Author: Jason Brownlee
Data preparation is the transformation of raw data into a form that is more appropriate for modeling.
It is a challenging topic to discuss as the data differs in form, type, and structure from project to project.
Nevertheless, there are common data preparation tasks across projects. It is a huge field of study and goes by many names, such as “data cleaning,” “data wrangling,” “data preprocessing,” “feature engineering,” and more. Some of these are distinct data preparation tasks, and some of the terms are used to describe the entire data preparation process.
Even though it is a challenging topic to discuss, there are a number of books on the topic.
In this post, you will discover the top books on data cleaning, data preparation, feature engineering, and related topics.
Let’s get started.
Discover data cleaning, feature selection, data transforms, dimensionality reduction and much more in my new book, with 30 step-by-step tutorials and full Python source code.
Overview
The focus here is on data preparation for tabular data, e.g. data in the form of a table with rows and columns as it looks in an excel spreadsheet.

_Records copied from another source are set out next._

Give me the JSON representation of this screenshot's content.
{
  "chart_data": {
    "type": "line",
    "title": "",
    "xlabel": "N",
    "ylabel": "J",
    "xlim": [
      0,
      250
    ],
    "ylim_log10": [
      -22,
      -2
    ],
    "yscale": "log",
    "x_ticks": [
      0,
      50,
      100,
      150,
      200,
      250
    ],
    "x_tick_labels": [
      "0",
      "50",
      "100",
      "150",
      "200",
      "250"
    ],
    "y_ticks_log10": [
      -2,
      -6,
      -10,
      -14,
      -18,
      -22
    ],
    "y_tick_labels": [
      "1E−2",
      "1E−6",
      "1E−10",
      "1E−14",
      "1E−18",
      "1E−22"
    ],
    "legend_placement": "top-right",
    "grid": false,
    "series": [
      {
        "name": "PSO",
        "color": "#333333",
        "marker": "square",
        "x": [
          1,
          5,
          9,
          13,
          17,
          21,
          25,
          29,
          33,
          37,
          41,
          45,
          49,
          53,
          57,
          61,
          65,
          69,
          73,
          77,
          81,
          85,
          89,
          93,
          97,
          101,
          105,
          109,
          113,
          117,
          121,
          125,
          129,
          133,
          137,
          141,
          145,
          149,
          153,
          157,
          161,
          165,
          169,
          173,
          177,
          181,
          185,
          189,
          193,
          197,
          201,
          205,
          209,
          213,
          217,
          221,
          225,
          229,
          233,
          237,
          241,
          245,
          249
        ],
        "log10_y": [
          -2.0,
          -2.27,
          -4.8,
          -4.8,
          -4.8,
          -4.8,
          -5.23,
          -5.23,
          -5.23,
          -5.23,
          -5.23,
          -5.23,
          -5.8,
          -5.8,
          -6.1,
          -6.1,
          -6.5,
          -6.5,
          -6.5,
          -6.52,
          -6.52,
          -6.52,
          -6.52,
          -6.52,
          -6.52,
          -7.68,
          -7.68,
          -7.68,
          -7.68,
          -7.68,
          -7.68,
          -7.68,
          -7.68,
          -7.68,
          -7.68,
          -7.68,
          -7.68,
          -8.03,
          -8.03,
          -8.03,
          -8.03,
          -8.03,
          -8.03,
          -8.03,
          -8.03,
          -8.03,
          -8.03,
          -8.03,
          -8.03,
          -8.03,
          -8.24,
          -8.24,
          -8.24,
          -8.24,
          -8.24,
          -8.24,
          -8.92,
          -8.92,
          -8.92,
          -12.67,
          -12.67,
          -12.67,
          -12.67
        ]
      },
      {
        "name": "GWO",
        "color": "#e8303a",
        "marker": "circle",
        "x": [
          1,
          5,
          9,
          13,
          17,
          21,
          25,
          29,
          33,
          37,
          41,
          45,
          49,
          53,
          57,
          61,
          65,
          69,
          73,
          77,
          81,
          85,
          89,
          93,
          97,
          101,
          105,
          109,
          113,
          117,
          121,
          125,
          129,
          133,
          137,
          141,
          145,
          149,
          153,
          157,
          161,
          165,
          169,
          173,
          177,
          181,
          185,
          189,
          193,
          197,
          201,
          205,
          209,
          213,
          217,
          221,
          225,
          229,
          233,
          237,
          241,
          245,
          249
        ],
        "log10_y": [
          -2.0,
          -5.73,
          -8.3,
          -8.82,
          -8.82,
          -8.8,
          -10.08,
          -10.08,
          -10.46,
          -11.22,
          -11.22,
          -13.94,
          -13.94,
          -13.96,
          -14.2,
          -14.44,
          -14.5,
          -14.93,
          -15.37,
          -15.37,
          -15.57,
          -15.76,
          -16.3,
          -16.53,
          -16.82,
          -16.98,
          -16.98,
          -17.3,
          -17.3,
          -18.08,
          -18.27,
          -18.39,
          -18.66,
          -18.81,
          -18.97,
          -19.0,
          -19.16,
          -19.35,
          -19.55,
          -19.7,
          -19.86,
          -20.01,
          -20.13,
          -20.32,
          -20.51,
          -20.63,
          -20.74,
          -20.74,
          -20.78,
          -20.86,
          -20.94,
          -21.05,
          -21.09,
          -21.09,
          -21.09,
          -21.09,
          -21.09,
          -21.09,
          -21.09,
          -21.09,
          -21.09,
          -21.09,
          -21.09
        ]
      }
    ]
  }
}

Data preparation is an important topic for all data types, although specialty methods are required for each, such as image data in computer vision, text data in natural language processing, and sequence data in time series forecasting.
Data preparation is often a chapter in a machine learning textbook, although there are books dedicated to the topic. We will focus on these books.
I have gathered all the books I can find on the topic data preparation, selected what I think are the best or better books, and organized them into three groups; they are:
- Data Cleaning
- Data Wrangling
- Feature Engineering
I will try to give the flavor of each book, including the goal, the table of contents, and where to learn more about it.
Want to Get Started With Data Preparation?
Take my free 7-day email crash course now (with sample code).
Click to sign-up and also get a free PDF Ebook version of the course.
Data Cleaning
Data cleaning refers to identifying and fixing errors in the data prior to modeling, including, but not limited to, outliers, missing values, and much more.
The top books on data cleaning include:
- Bad Data Handbook: Cleaning Up The Data So You Can Get Back To Work, 2012.
- Best Practices in Data Cleaning: A Complete Guide to Everything You Need to Do Before and After Collecting Your Data, 2012.
- Data Cleaning, 2019.
Let’s take a closer look at each in turn.
“Bad Data Handbook”
The book “Bad Data Handbook: Cleaning Up The Data So You Can Get Back To Work” was edited by Q. Ethan Mccallum and was published in 2012.
Bad data is described not only as corrupt data but any data that impairs the modeling process.
It’s tough to nail down a precise definition of “Bad Data.” Some people consider it a purely hands-on, technical phenomenon: missing values, malformed records, and cranky file formats. Sure, that’s part of the picture, but Bad Data is so much more. […] Bad Data is data that gets in the way.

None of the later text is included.